If you have a private (or other custom) PyPI index_url or extra-index-url, you will need to have it configured in one of the following ways:

  1. Environment variables: PIP_INDEX_URL, PIP_PYPI_URL, or UV_INDEX_URL for the primary index URL; PIP_EXTRA_INDEX_URL or UV_EXTRA_INDEX_URL for extra index URL(s).

  2. A pyproject.toml file in your working directory: in one of the [[tool.poetry.source]], [tool.pixi.pypi-options], or [tool.uv.pip] sections.

  3. A uv.toml file in your working directory: in the [pip] section.

  4. A pixi.toml file in your working directory: in the [pypi-options] section.

  5. Running pip config set 'global.extra-index-url' <URL> or pip config set 'global.index-url' <URL>.

If you usually pass the --extra-index-url or --index-url argument when you run pip install, no record of where the package came from is stored in the environment, so package sync will fail to install it on the cluster.

If you do not want to include the username and password in the URL locally, you can include it in a netrc file, or use keyring credential storage.

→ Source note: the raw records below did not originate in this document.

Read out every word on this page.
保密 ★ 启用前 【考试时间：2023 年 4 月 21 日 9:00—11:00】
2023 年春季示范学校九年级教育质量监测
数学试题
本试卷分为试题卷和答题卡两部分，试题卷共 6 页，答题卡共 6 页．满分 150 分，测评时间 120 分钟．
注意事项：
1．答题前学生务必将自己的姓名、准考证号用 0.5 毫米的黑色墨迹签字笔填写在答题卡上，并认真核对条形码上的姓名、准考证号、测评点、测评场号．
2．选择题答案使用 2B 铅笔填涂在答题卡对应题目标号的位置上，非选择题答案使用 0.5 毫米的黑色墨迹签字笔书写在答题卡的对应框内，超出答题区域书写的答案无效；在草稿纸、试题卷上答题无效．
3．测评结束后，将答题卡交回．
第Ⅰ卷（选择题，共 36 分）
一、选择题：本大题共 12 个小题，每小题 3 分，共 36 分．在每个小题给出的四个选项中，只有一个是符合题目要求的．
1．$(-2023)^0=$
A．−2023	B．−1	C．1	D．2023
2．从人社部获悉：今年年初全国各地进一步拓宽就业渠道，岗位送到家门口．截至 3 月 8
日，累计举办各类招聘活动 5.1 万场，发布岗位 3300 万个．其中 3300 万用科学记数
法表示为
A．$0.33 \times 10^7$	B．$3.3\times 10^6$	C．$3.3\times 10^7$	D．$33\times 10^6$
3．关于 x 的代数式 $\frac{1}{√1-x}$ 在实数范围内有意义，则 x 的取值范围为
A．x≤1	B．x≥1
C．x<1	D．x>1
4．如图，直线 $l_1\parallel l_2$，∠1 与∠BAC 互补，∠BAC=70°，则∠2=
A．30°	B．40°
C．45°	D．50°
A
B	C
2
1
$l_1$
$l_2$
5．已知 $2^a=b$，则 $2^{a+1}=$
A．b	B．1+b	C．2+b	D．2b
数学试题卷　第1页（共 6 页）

If you use keyring, we require the keyring package to be installed in your Python environment.

GPUs#

If you don’t have a GPU locally, but would like to use GPUs on your remote cloud VMs, package sync will automatically translate between CPU and GPU versions of commonly used GPU-accelerated packages (like PyTorch, for example). This enables you to drive computations on cloud GPUs from any local hardware. See GPU Software for more details.

Extra conda packages#

If you have conda packages that you would like installed on your cluster that you do not have installed locally (e.g., system packages that are required by your dependencies on Linux), you can list them in the package_sync_conda_extras argument to coiled.Cluster.

This should be used with caution, as it can potentially introduce dependency conflicts, because the dependencies for these packages will also be installed via conda.

Warning

This will not work for “noarch” conda packages, and should only be used for installing packages with platform-specific builds.

Ignoring packages#

If you have packages installed locally that you don’t want synced to the cluster, you can list them in the package_sync_ignore argument to coiled.Cluster. This is generally not needed, though, because package sync installation on the cluster is so fast that installing extra, unused packages has a negligible effect on cluster startup time.

Note that only these exact packages are ignored—their dependencies may still be installed. Additionally, if another package depends on them, they will still be installed.

Cross-platform fuzzing#

When using a macOS or Windows machine to launch clusters (which always run Linux), you may not get exactly the same versions of all packages on the cluster as you have locally. This is because packages sometimes require slightly different dependencies on different platforms, so package sync uses a looser version match with cross-platform clusters. If you have trouble using package sync for cross-platform clusters, we recommend creating a new environment only and installing the packages you need to run.

Mandatory packages#

Package sync will refuse to start a cluster if you don’t have these basic packages for running Dask installed locally:

dask
distributed
tornado
cloudpickle
msgpack

Additionally, package sync ensures that the versions of these packages match exactly with what you have locally, even cross-platform.